Brooklyn Braces for Barclays Center Opening

Written By Brittany Tenpenny | September 25, 2012
Outside barclays center jayz

After nine years and vast amounts of controversy, the Barclays Center is open to the public. Jay-Z, rapper and part owner of the professional basketball team the Brooklyn Nets, will break in the new stadium with the first of eight concerts Friday. While the mere existence of the arena is a cause for celebration, Brooklyn is on edge once again with the news that the first residential tower surrounding the Barclays Center will break ground in December.

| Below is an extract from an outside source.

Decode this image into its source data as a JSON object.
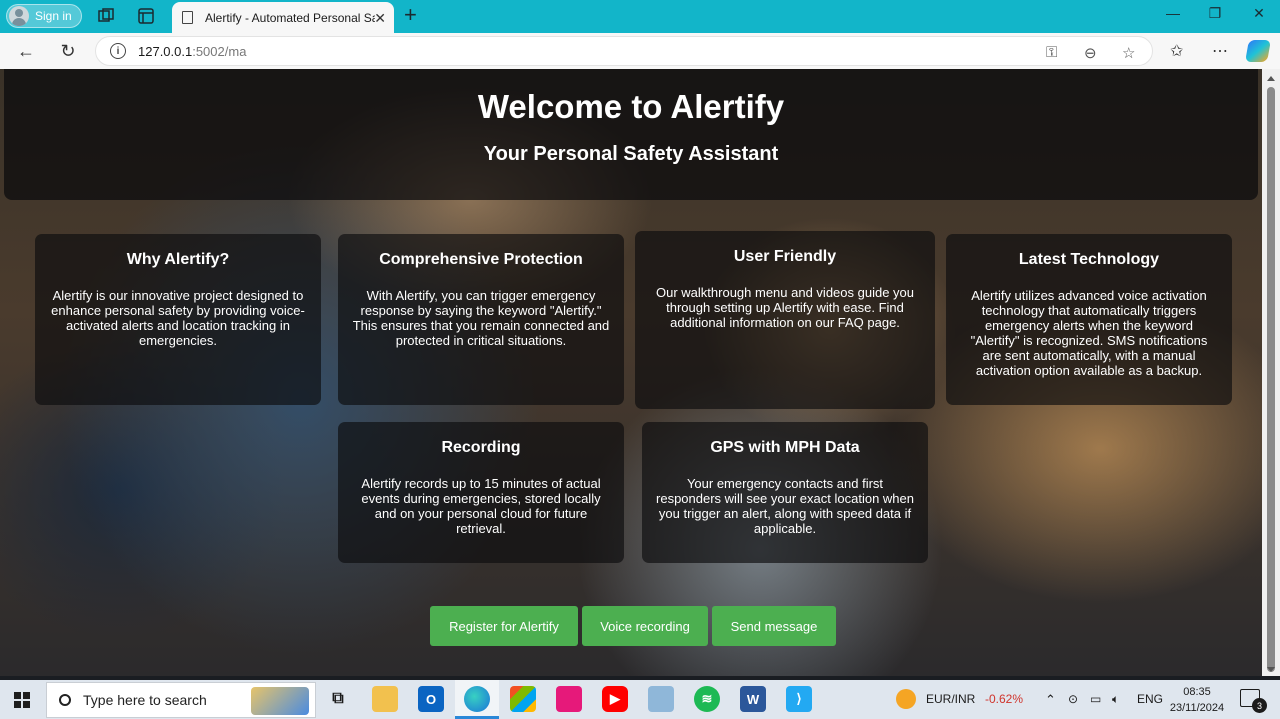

The road to completion has been a long one for the Barclays Center. Bruce Ratner, CEO of the real estate company Forest City Ratner, bought the New Jersey Nets in 2004 with the intention of bringing the team to Brooklyn. It was a calculated move, one that would restore the honor the borough lost when the Dodgers flew the coop to Los Angeles in 1957. Ratner proposed a project called the Atlantic Yards, which would have the Barclays Center at its heart. Several residential buildings were to be built around the stadium.

The indoor, multi-purpose arena was initially supposed to open to the public in 2006, but a number of factors, including public opposition and lack of financing, delayed the project for several years. Many residents trashed the Atlantic Yards design, citing urban density. They feared that the Barclays Center patrons and traffic would disrupt their way of life. It didn’t help that Ratner invoked the use of eminent domain to claim the occupied land for the project. Eminent domain allows the state of New York to condemn existing buildings. Because of this shrewd business move, many Brooklyn residents were forced to relocate. Daniel Goldstein, one of the most prominent protesters, spearheaded a movement called Develop Don’t Destroy Brooklyn. He refused to leave his condo even after the eminent domain was approved.

With all the controversy behind him and the Barclays Center up and running, Ratner can now focus on Atlantic Yards’ residential towers. According to Curbed the building, entitled B2, will be the tallest modular building in the world, topping out at 32 stories. B2, located at 461 Dean Street, is the first of three planned residential complexes surrounding the Barclays center. The building will include a total of 363 rental apartments. Half of these units will be affordable for low, moderate and middle income families. Consisting of mostly one-bedroom and studio apartments, Ratner has allowed only 48 units to have two-bedrooms. The rest of the building will be comprised of high end condos. The building will conveniently be located next to the Atlantic Ave-Barclays Center subway station, which developers have encouraged the arena’s patrons to utilize. Brooklyn's rental market is on its way to matching Manhattan's rental market.

The Atlantic Yards saga is far from over. Construction will stretched over 20 years, for Forest City Ratner must meet a 2035 deadline.